There is also going to be a performance hit with reopening a file. You can use fseek(pos, SEEK_SET) to set the file pointer to any position in the file or fseek(offset, SEEK_CUR) to do a relative move.
Significant performance hit is relative, and you will have to determine what that means for yourself.
I think it's better to allocate the
actual space you need, and the
overhead will probably not be
significant. This avoids both
wasting space and stack overflows
Yes. Though the IO is cached,
you're making unnecessary syscalls
(open and close). Use fseek with
probably SEEK_CUR or SEEK_SET.
In both cases, there is some performance hit, but the significance will depend on the size of the files and the context your program runs in.
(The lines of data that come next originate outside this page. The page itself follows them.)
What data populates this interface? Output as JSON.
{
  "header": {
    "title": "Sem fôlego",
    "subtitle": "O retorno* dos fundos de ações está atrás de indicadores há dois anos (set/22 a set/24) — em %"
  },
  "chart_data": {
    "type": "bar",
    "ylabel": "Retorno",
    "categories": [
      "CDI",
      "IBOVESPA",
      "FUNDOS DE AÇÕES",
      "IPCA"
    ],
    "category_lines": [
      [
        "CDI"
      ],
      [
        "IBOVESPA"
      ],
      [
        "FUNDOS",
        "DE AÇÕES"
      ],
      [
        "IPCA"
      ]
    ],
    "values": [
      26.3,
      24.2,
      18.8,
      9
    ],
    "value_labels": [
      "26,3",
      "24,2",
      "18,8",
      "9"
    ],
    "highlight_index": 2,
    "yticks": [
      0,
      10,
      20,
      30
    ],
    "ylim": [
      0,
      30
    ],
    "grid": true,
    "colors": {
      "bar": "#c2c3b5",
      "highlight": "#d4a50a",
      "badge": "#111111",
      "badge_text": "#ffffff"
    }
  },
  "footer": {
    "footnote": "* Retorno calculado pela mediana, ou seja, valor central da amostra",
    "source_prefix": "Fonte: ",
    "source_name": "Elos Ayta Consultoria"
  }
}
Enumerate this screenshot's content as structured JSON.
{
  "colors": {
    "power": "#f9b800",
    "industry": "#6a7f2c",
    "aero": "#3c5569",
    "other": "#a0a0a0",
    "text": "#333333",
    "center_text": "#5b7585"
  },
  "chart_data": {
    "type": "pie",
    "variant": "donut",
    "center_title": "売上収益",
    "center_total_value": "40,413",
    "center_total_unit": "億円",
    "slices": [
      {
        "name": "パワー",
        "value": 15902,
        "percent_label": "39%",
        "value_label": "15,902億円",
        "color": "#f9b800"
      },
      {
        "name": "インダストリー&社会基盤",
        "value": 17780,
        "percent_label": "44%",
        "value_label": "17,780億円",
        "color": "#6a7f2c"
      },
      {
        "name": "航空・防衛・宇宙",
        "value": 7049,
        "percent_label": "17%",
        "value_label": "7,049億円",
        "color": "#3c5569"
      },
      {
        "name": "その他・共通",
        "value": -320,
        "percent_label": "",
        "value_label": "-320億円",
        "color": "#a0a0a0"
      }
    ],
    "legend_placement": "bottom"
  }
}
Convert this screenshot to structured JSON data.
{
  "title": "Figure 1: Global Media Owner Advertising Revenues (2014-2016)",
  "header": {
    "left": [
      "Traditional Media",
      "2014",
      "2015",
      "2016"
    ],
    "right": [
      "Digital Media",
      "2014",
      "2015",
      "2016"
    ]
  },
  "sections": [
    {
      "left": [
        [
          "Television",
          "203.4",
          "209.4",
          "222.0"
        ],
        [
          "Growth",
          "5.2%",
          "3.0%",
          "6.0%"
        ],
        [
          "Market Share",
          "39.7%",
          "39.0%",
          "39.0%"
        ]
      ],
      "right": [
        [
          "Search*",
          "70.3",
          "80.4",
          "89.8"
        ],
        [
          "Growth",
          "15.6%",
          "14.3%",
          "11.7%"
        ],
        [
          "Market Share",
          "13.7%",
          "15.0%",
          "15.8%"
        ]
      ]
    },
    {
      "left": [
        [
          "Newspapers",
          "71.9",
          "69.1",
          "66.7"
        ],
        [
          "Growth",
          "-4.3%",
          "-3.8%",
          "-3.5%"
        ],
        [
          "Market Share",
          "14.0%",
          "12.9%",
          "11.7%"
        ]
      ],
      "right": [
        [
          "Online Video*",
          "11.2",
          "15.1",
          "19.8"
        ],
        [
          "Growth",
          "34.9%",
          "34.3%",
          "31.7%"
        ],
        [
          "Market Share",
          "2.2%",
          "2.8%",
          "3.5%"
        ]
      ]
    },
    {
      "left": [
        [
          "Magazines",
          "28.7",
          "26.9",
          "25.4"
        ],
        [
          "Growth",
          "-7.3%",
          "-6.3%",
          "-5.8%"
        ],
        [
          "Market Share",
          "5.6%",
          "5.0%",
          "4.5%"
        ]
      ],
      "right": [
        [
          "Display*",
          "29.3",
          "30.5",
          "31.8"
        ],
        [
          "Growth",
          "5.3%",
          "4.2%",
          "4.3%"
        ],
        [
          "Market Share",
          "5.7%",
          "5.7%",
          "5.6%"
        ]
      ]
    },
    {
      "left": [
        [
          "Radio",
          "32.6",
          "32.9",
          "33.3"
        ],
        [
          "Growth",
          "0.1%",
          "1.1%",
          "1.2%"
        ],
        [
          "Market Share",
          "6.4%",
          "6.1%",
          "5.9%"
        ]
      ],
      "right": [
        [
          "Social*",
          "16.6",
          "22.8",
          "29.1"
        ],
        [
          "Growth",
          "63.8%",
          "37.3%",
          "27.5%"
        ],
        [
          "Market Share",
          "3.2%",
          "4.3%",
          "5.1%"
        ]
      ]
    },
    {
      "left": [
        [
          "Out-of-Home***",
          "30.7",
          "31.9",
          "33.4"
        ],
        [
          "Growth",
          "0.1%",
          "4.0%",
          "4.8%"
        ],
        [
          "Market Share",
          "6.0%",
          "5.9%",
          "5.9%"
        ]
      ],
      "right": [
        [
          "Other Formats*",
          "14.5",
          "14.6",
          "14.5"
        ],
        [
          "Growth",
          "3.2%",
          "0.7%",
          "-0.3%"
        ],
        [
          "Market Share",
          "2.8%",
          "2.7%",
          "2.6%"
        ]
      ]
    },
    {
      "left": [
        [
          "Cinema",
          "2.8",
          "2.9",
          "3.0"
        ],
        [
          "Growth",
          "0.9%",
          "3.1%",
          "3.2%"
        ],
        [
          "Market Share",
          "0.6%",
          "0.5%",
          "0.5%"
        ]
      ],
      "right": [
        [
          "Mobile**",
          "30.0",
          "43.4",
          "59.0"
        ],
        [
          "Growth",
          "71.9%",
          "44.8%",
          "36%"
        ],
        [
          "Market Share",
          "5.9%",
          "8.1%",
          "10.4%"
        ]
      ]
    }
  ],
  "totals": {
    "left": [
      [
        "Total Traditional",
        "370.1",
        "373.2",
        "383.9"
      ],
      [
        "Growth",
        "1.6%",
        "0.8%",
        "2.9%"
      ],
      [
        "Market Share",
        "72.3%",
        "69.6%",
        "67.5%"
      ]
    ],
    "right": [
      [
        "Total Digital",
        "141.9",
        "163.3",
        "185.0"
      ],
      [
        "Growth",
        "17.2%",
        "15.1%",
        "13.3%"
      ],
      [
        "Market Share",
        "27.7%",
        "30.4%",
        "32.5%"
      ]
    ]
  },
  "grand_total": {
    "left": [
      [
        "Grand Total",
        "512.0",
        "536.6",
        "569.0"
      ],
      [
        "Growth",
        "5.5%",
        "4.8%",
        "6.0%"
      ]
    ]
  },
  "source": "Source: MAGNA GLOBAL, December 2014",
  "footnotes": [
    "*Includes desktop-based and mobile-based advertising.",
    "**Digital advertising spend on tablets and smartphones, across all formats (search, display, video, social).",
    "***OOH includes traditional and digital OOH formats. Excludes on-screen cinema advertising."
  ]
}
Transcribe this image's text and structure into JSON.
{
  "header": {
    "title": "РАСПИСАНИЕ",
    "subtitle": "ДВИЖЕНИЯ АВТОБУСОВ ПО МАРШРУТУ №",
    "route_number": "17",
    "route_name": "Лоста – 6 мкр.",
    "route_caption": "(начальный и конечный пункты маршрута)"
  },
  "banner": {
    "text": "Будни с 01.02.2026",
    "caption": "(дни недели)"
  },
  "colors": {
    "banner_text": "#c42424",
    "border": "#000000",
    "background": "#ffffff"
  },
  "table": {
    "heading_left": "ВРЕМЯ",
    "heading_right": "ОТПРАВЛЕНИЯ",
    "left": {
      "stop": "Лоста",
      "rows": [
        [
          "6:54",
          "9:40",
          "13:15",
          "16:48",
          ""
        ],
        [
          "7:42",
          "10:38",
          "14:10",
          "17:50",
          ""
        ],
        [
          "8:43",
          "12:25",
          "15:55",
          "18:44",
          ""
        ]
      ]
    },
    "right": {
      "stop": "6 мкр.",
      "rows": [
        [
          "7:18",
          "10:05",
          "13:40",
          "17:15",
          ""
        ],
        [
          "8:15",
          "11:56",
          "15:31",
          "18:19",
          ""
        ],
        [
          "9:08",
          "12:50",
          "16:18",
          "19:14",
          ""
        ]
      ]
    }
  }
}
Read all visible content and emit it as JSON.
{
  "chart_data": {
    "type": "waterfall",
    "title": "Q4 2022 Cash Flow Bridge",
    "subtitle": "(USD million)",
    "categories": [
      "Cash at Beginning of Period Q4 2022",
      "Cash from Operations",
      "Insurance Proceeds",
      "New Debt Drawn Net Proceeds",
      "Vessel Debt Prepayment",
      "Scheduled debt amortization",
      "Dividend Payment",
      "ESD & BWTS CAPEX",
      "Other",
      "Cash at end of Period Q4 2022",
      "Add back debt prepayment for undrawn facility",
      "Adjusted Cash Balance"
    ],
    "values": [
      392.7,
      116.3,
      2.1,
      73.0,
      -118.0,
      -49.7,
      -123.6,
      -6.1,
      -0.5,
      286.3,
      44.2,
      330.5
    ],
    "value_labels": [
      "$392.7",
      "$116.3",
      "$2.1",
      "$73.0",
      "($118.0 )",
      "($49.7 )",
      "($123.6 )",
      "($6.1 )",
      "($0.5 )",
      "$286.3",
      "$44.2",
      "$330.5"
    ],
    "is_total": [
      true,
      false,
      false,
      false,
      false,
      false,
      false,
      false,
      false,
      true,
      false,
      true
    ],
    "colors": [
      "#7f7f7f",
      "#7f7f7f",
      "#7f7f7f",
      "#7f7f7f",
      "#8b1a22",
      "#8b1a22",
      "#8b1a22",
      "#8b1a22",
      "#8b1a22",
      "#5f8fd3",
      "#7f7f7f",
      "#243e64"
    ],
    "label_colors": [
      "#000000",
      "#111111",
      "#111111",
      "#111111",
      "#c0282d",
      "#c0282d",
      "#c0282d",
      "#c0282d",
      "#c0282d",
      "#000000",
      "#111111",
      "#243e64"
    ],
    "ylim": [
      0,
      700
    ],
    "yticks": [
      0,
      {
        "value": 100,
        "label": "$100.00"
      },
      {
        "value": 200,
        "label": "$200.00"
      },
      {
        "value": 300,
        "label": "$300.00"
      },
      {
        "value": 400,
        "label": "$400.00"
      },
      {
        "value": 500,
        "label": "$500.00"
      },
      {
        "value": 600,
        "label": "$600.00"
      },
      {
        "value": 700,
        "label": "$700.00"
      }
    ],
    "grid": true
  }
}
If you actually know the max number of strings and max width, this will be a lot faster (but you may waste a lot of memory if you use less than the "max"). The happy medium is to do what a lot of dynamic array implementations in C++ do: whenever you have to realloc myArray, alloc twice as much space as you need, and only realloc again once you've run out of space. This has O(log n) performance cost.
This may be a big performance hit. I strongly recommend using fseek, though the details will depend on your algorithm.
I often find the performance overhead to be outweighed by the direct memory management that comes with malloc and those low-level C handlers on memory. Unless these areas of memory are going to remain static and untouched for an amount of time that is in amortized time greater than touching this memory, it may be more beneficial to stick with the static array. In the end, it's up to you.